Além da relatora, integrarão o colegiado de votação os ministros Alexandre de Moraes, Flávio Dino e Cristiano Zanin, projetando-se um desfecho unânime pela manutenção da negativa.
A ação não partiu da equipe jurídica oficial de Bolsonaro, mas sim de um impetrante externo que alegava constrangimento ilegal. Ao rejeitar a iniciativa na decisão publicada em 24 de agosto, Cármen Lúcia enfatizou que o direito de defesa não pode ser exercido à revelia do próprio réu:
“A generosidade processual adotada em habeas corpus tem o objetivo de proteger o paciente, não de substituir sua vontade pelo voluntarismo de quem resolve agir, mesmo sem autorização ou até mesmo contra a autorização do interessado”.

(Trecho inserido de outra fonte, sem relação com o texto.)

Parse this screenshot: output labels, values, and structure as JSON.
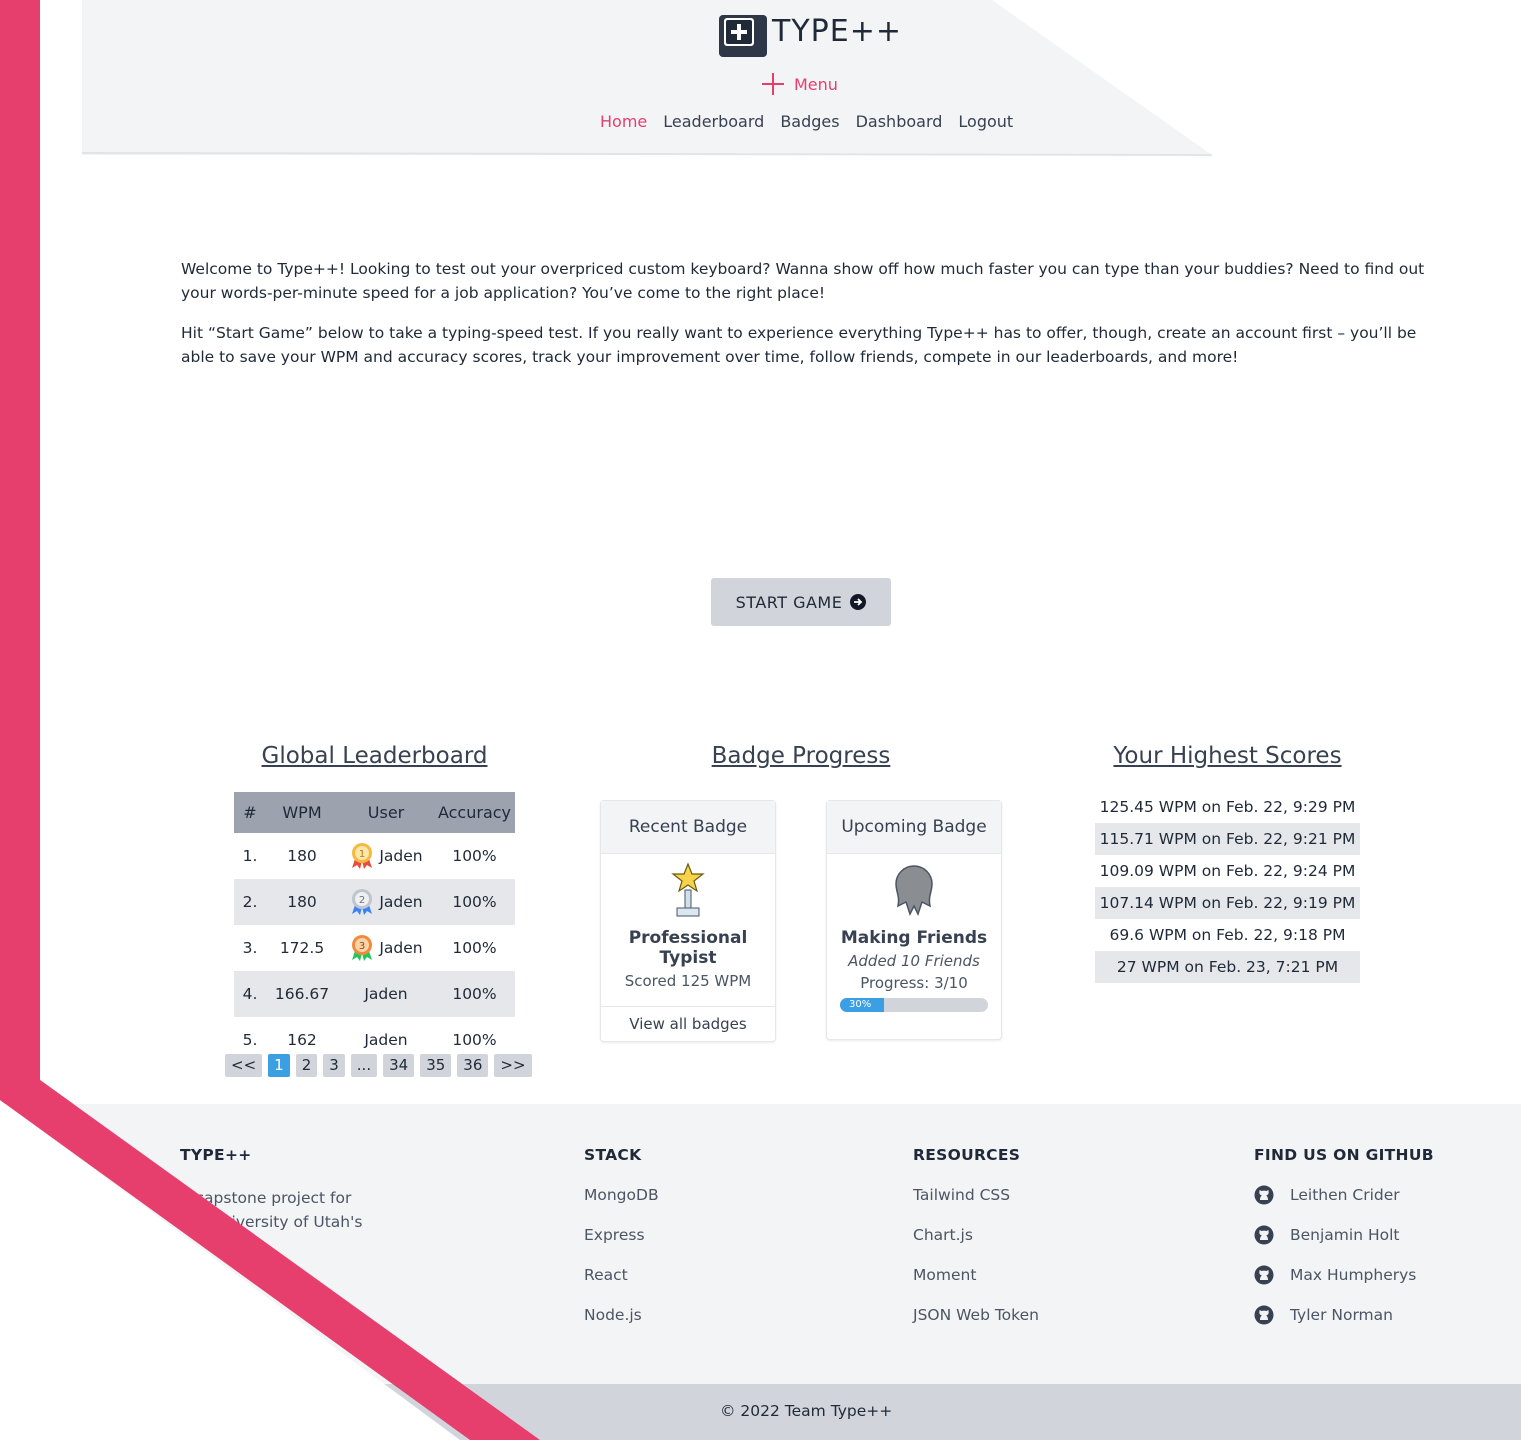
{
  "brand": {
    "name": "TYPE++"
  },
  "header": {
    "menu_label": "Menu",
    "nav": [
      {
        "label": "Home",
        "active": true
      },
      {
        "label": "Leaderboard"
      },
      {
        "label": "Badges"
      },
      {
        "label": "Dashboard"
      },
      {
        "label": "Logout"
      }
    ]
  },
  "intro": {
    "p1": "Welcome to Type++! Looking to test out your overpriced custom keyboard? Wanna show off how much faster you can type than your buddies? Need to find out your words-per-minute speed for a job application? You’ve come to the right place!",
    "p2": "Hit “Start Game” below to take a typing-speed test. If you really want to experience everything Type++ has to offer, though, create an account first – you’ll be able to save your WPM and accuracy scores, track your improvement over time, follow friends, compete in our leaderboards, and more!"
  },
  "start_button": {
    "label": "START GAME"
  },
  "leaderboard": {
    "title": "Global Leaderboard",
    "columns": [
      "#",
      "WPM",
      "User",
      "Accuracy"
    ],
    "rows": [
      {
        "rank": "1.",
        "wpm": "180",
        "user": "Jaden",
        "accuracy": "100%",
        "medal": "gold-medal-icon"
      },
      {
        "rank": "2.",
        "wpm": "180",
        "user": "Jaden",
        "accuracy": "100%",
        "medal": "silver-medal-icon"
      },
      {
        "rank": "3.",
        "wpm": "172.5",
        "user": "Jaden",
        "accuracy": "100%",
        "medal": "bronze-medal-icon"
      },
      {
        "rank": "4.",
        "wpm": "166.67",
        "user": "Jaden",
        "accuracy": "100%"
      },
      {
        "rank": "5.",
        "wpm": "162",
        "user": "Jaden",
        "accuracy": "100%"
      }
    ],
    "pagination": [
      "<<",
      "1",
      "2",
      "3",
      "...",
      "34",
      "35",
      "36",
      ">>"
    ],
    "current_page": "1"
  },
  "badges": {
    "title": "Badge Progress",
    "recent": {
      "header": "Recent Badge",
      "name": "Professional Typist",
      "description": "Scored 125 WPM",
      "footer": "View all badges"
    },
    "upcoming": {
      "header": "Upcoming Badge",
      "name": "Making Friends",
      "description": "Added 10 Friends",
      "progress_text": "Progress: 3/10",
      "progress_percent": 30,
      "progress_label": "30%"
    }
  },
  "scores": {
    "title": "Your Highest Scores",
    "items": [
      "125.45 WPM on Feb. 22, 9:29 PM",
      "115.71 WPM on Feb. 22, 9:21 PM",
      "109.09 WPM on Feb. 22, 9:24 PM",
      "107.14 WPM on Feb. 22, 9:19 PM",
      "69.6 WPM on Feb. 22, 9:18 PM",
      "27 WPM on Feb. 23, 7:21 PM"
    ]
  },
  "footer": {
    "about_heading": "TYPE++",
    "about_text_1": "A capstone project for the University of Utah's",
    "stack": {
      "heading": "STACK",
      "items": [
        "MongoDB",
        "Express",
        "React",
        "Node.js"
      ]
    },
    "resources": {
      "heading": "RESOURCES",
      "items": [
        "Tailwind CSS",
        "Chart.js",
        "Moment",
        "JSON Web Token"
      ]
    },
    "github": {
      "heading": "FIND US ON GITHUB",
      "items": [
        "Leithen Crider",
        "Benjamin Holt",
        "Max Humpherys",
        "Tyler Norman"
      ]
    },
    "copyright": "© 2022 Team Type++"
  },
  "colors": {
    "accent": "#e63e6d",
    "progress": "#3b9fe3",
    "header_bg": "#f3f4f6",
    "table_head": "#9ca3af"
  }
}
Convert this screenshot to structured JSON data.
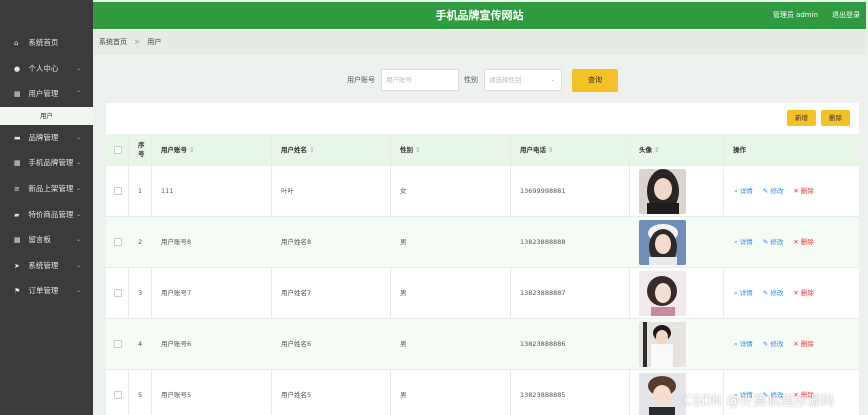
{
  "header": {
    "title": "手机品牌宣传网站",
    "user_label": "管理员 admin",
    "logout_label": "退出登录"
  },
  "sidebar": {
    "items": [
      {
        "label": "系统首页",
        "icon": "home-icon",
        "glyph": "⌂",
        "chevron": ""
      },
      {
        "label": "个人中心",
        "icon": "person-icon",
        "glyph": "●",
        "chevron": "⌄"
      },
      {
        "label": "用户管理",
        "icon": "grid-icon",
        "glyph": "▦",
        "chevron": "⌃"
      },
      {
        "label": "品牌管理",
        "icon": "box-icon",
        "glyph": "▬",
        "chevron": "⌄"
      },
      {
        "label": "手机品牌管理",
        "icon": "grid-icon",
        "glyph": "▦",
        "chevron": "⌄"
      },
      {
        "label": "新品上架管理",
        "icon": "sliders-icon",
        "glyph": "≡",
        "chevron": "⌄"
      },
      {
        "label": "特价商品管理",
        "icon": "chat-icon",
        "glyph": "▰",
        "chevron": "⌄"
      },
      {
        "label": "留言板",
        "icon": "grid-icon",
        "glyph": "▦",
        "chevron": "⌄"
      },
      {
        "label": "系统管理",
        "icon": "send-icon",
        "glyph": "➤",
        "chevron": "⌄"
      },
      {
        "label": "订单管理",
        "icon": "flag-icon",
        "glyph": "⚑",
        "chevron": "⌄"
      }
    ],
    "sub_item": "用户"
  },
  "breadcrumb": {
    "home": "系统首页",
    "separator": ">",
    "current": "用户"
  },
  "search": {
    "account_label": "用户账号",
    "account_placeholder": "用户账号",
    "gender_label": "性别",
    "gender_placeholder": "请选择性别",
    "query_button": "查询"
  },
  "toolbar": {
    "add_label": "新增",
    "delete_label": "删除"
  },
  "table": {
    "columns": [
      "序号",
      "用户账号",
      "用户姓名",
      "性别",
      "用户电话",
      "头像",
      "操作"
    ],
    "seq_line1": "序",
    "seq_line2": "号",
    "sort_glyph": "⇕",
    "rows": [
      {
        "seq": "1",
        "account": "111",
        "name": "叶叶",
        "gender": "女",
        "phone": "13699998881"
      },
      {
        "seq": "2",
        "account": "用户账号8",
        "name": "用户姓名8",
        "gender": "男",
        "phone": "13823888888"
      },
      {
        "seq": "3",
        "account": "用户账号7",
        "name": "用户姓名7",
        "gender": "男",
        "phone": "13823888887"
      },
      {
        "seq": "4",
        "account": "用户账号6",
        "name": "用户姓名6",
        "gender": "男",
        "phone": "13823888886"
      },
      {
        "seq": "5",
        "account": "用户账号5",
        "name": "用户姓名5",
        "gender": "男",
        "phone": "13823888885"
      }
    ],
    "actions": {
      "detail": "详情",
      "edit": "修改",
      "delete": "删除"
    }
  },
  "watermark": "CSDN @计算机程序源码",
  "colors": {
    "header": "#2f9b40",
    "sidebar": "#3b3b3b",
    "button": "#f5c125",
    "table_header": "#e8f6e8",
    "link": "#2d8cf0",
    "danger": "#e33333"
  }
}
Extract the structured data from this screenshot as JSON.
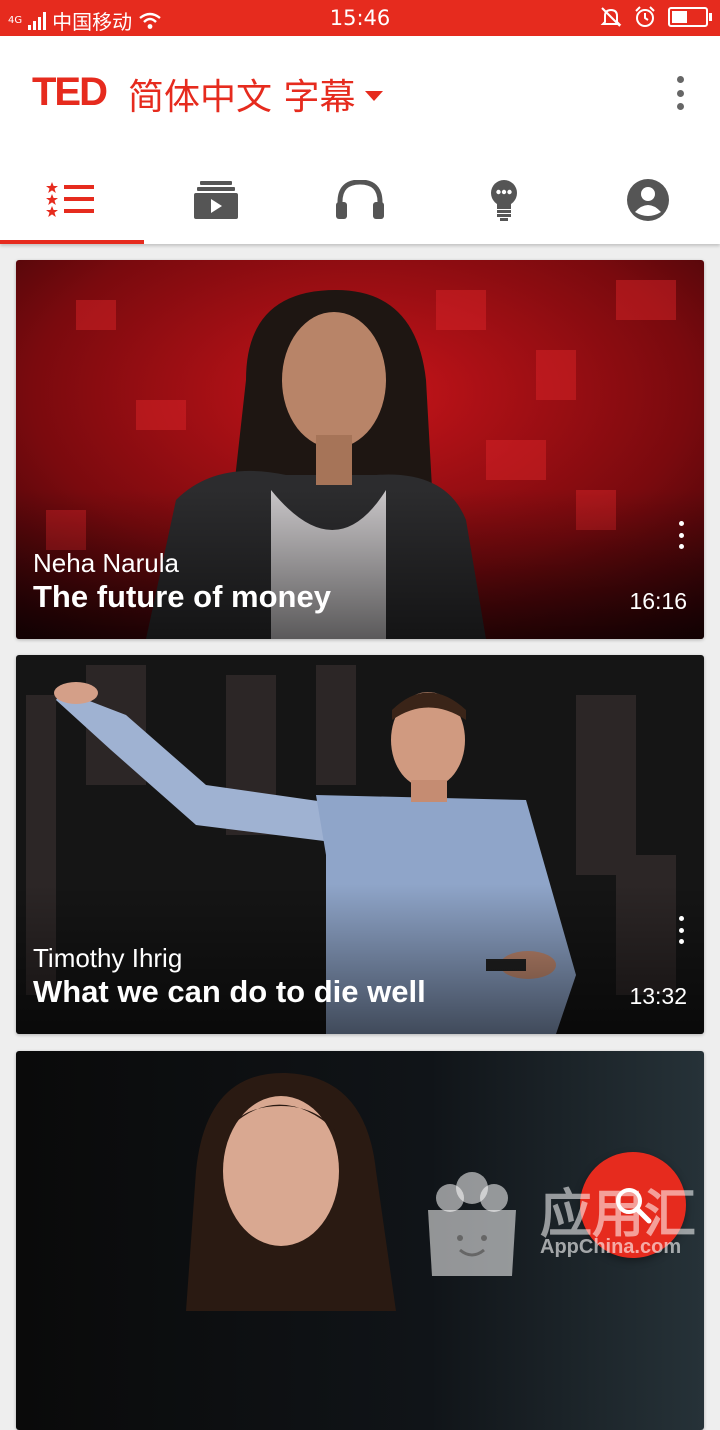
{
  "status_bar": {
    "network": "4G",
    "carrier": "中国移动",
    "time": "15:46",
    "battery_level": 0.55
  },
  "header": {
    "logo": "TED",
    "language": "简体中文 字幕",
    "accent_color": "#e62b1e"
  },
  "tabs": [
    {
      "name": "featured",
      "icon": "star-list-icon",
      "active": true
    },
    {
      "name": "playlists",
      "icon": "playlist-icon",
      "active": false
    },
    {
      "name": "podcasts",
      "icon": "headphones-icon",
      "active": false
    },
    {
      "name": "surprise-me",
      "icon": "lightbulb-icon",
      "active": false
    },
    {
      "name": "account",
      "icon": "account-icon",
      "active": false
    }
  ],
  "talks": [
    {
      "speaker": "Neha Narula",
      "title": "The future of money",
      "duration": "16:16"
    },
    {
      "speaker": "Timothy Ihrig",
      "title": "What we can do to die well",
      "duration": "13:32"
    },
    {
      "speaker": "",
      "title": "",
      "duration": ""
    }
  ],
  "fab": {
    "icon": "search-icon"
  },
  "watermark": {
    "text": "应用汇",
    "url": "AppChina.com"
  }
}
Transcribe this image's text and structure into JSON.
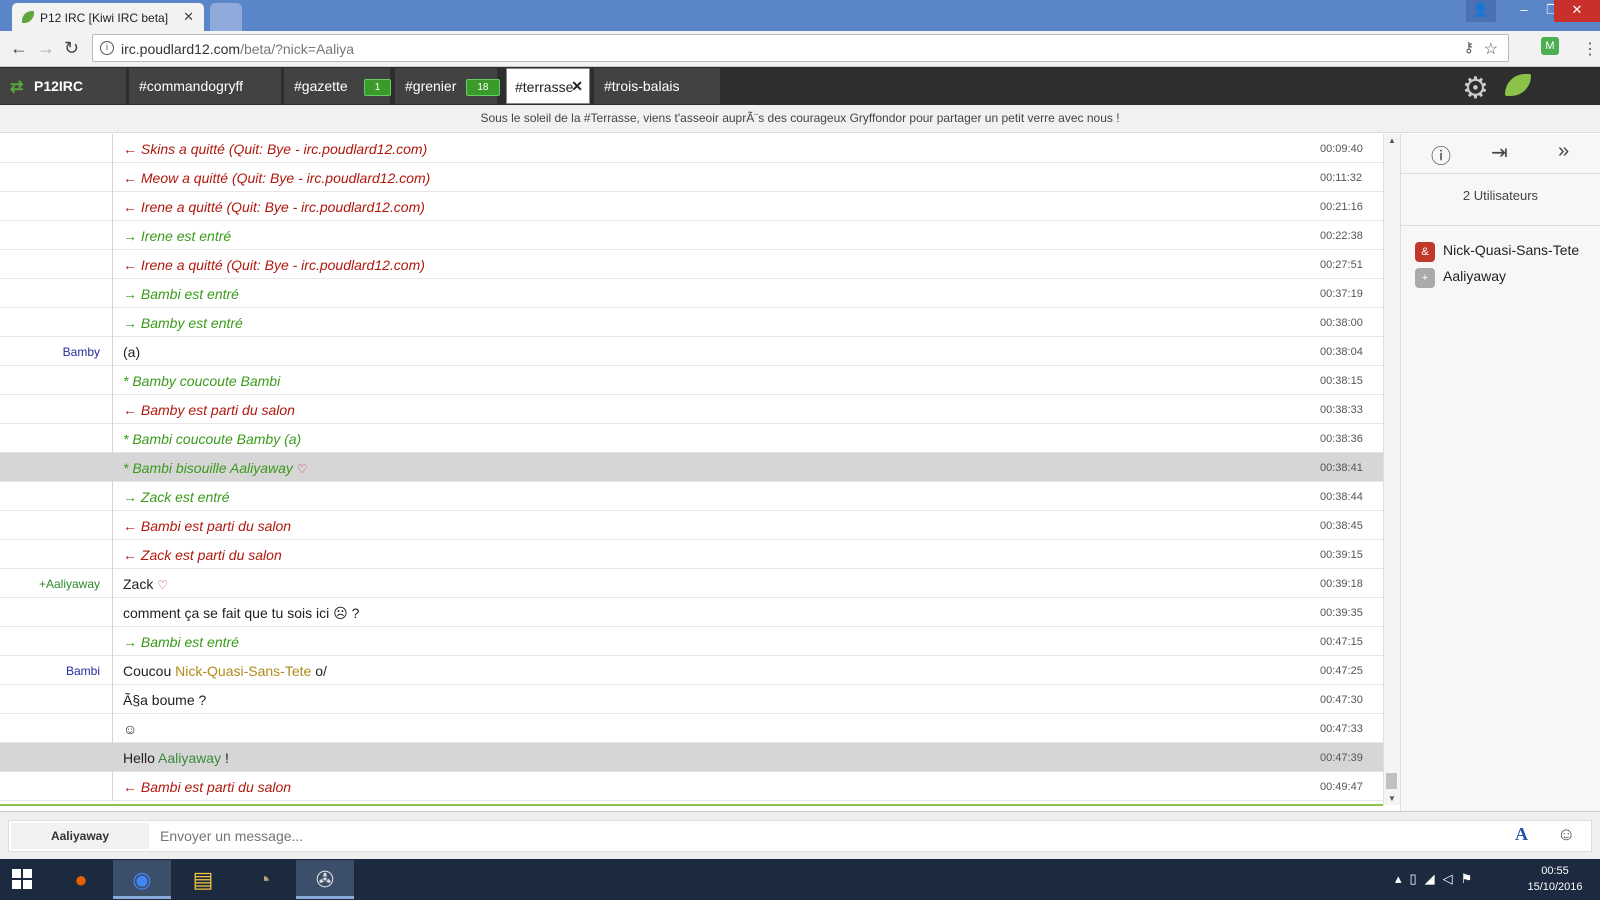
{
  "browser": {
    "tab_title": "P12 IRC [Kiwi IRC beta]",
    "url_host": "irc.poudlard12.com",
    "url_path": "/beta/?nick=Aaliya"
  },
  "irc": {
    "server_tab": "P12IRC",
    "channels": [
      {
        "name": "#commandogryff",
        "badge": ""
      },
      {
        "name": "#gazette",
        "badge": "1"
      },
      {
        "name": "#grenier",
        "badge": "18"
      },
      {
        "name": "#terrasse",
        "badge": ""
      },
      {
        "name": "#trois-balais",
        "badge": ""
      }
    ],
    "topic": "Sous le soleil de la #Terrasse, viens t'asseoir auprÃ¨s des courageux Gryffondor pour partager un petit verre avec nous !",
    "messages": [
      {
        "nick": "",
        "text": "← Skins a quitté (Quit: Bye - irc.poudlard12.com)",
        "time": "00:09:40"
      },
      {
        "nick": "",
        "text": "← Meow a quitté (Quit: Bye - irc.poudlard12.com)",
        "time": "00:11:32"
      },
      {
        "nick": "",
        "text": "← Irene a quitté (Quit: Bye - irc.poudlard12.com)",
        "time": "00:21:16"
      },
      {
        "nick": "",
        "text": "→ Irene est entré",
        "time": "00:22:38"
      },
      {
        "nick": "",
        "text": "← Irene a quitté (Quit: Bye - irc.poudlard12.com)",
        "time": "00:27:51"
      },
      {
        "nick": "",
        "text": "→ Bambi est entré",
        "time": "00:37:19"
      },
      {
        "nick": "",
        "text": "→ Bamby est entré",
        "time": "00:38:00"
      },
      {
        "nick": "Bamby",
        "text": "(a)",
        "time": "00:38:04"
      },
      {
        "nick": "",
        "text": "* Bamby coucoute Bambi",
        "time": "00:38:15"
      },
      {
        "nick": "",
        "text": "← Bamby est parti du salon",
        "time": "00:38:33"
      },
      {
        "nick": "",
        "text": "* Bambi coucoute Bamby (a)",
        "time": "00:38:36"
      },
      {
        "nick": "",
        "text": "* Bambi bisouille Aaliyaway",
        "time": "00:38:41"
      },
      {
        "nick": "",
        "text": "→ Zack est entré",
        "time": "00:38:44"
      },
      {
        "nick": "",
        "text": "← Bambi est parti du salon",
        "time": "00:38:45"
      },
      {
        "nick": "",
        "text": "← Zack est parti du salon",
        "time": "00:39:15"
      },
      {
        "nick": "+Aaliyaway",
        "text": "Zack",
        "time": "00:39:18"
      },
      {
        "nick": "",
        "text": "comment ça se fait que tu sois ici",
        "text_after": "?",
        "time": "00:39:35"
      },
      {
        "nick": "",
        "text": "→ Bambi est entré",
        "time": "00:47:15"
      },
      {
        "nick": "Bambi",
        "text": "Coucou",
        "mention": "Nick-Quasi-Sans-Tete",
        "text_after": "o/",
        "time": "00:47:25"
      },
      {
        "nick": "",
        "text": "Ã§a boume ?",
        "time": "00:47:30"
      },
      {
        "nick": "",
        "text": "",
        "time": "00:47:33"
      },
      {
        "nick": "",
        "text": "Hello",
        "mention": "Aaliyaway",
        "text_after": "!",
        "time": "00:47:39"
      },
      {
        "nick": "",
        "text": "← Bambi est parti du salon",
        "time": "00:49:47"
      }
    ],
    "user_count": "2 Utilisateurs",
    "users": [
      {
        "mode": "&",
        "name": "Nick-Quasi-Sans-Tete",
        "color": "#c0392b"
      },
      {
        "mode": "+",
        "name": "Aaliyaway",
        "color": "#aaaaaa"
      }
    ],
    "my_nick": "Aaliyaway",
    "input_placeholder": "Envoyer un message..."
  },
  "taskbar": {
    "time": "00:55",
    "date": "15/10/2016"
  },
  "colors": {
    "quit": "#b0180e",
    "join": "#3a9a1a",
    "accent": "#8bc34a"
  }
}
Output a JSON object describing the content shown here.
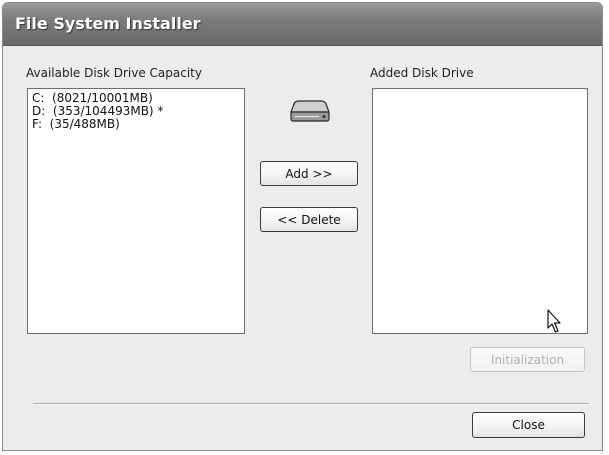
{
  "window": {
    "title": "File System Installer"
  },
  "available": {
    "label": "Available Disk Drive Capacity",
    "items": [
      "C:  (8021/10001MB)",
      "D:  (353/104493MB) *",
      "F:  (35/488MB)"
    ]
  },
  "added": {
    "label": "Added Disk Drive",
    "items": []
  },
  "buttons": {
    "add": "Add >>",
    "delete": "<< Delete",
    "initialization": "Initialization",
    "close": "Close"
  },
  "icons": {
    "drive": "hard-drive-icon",
    "cursor": "mouse-pointer-icon"
  }
}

Ademais, a magistrada apontou falhas procedimentais insanáveis, ressaltando que a medida era inadequada por contestar atos de outro ministro da própria Corte, especificamente o relator do caso, Alexandre de Moraes, e carecia de amparo documental mínimo:
“Carece o presente caso de legitimidade da parte, de atendimento aos requisitos processuais constitucionais, de objeto específico e de fundamentação mínima. Não há sequer lastro probatório do alegado pelo impetrante, que não juntou qualquer documento à presente impetração.”
Jair Bolsonaro permanece sob custódia residencial humanitária desde julho, após decisão de Alexandre de Moraes. Contudo, poucas semanas depois, a medida foi endurecida com a imposição de restrições severas, incluindo a proibição de receber visitas com objetivos político-eleitorais enquanto durar o pleito deste ano.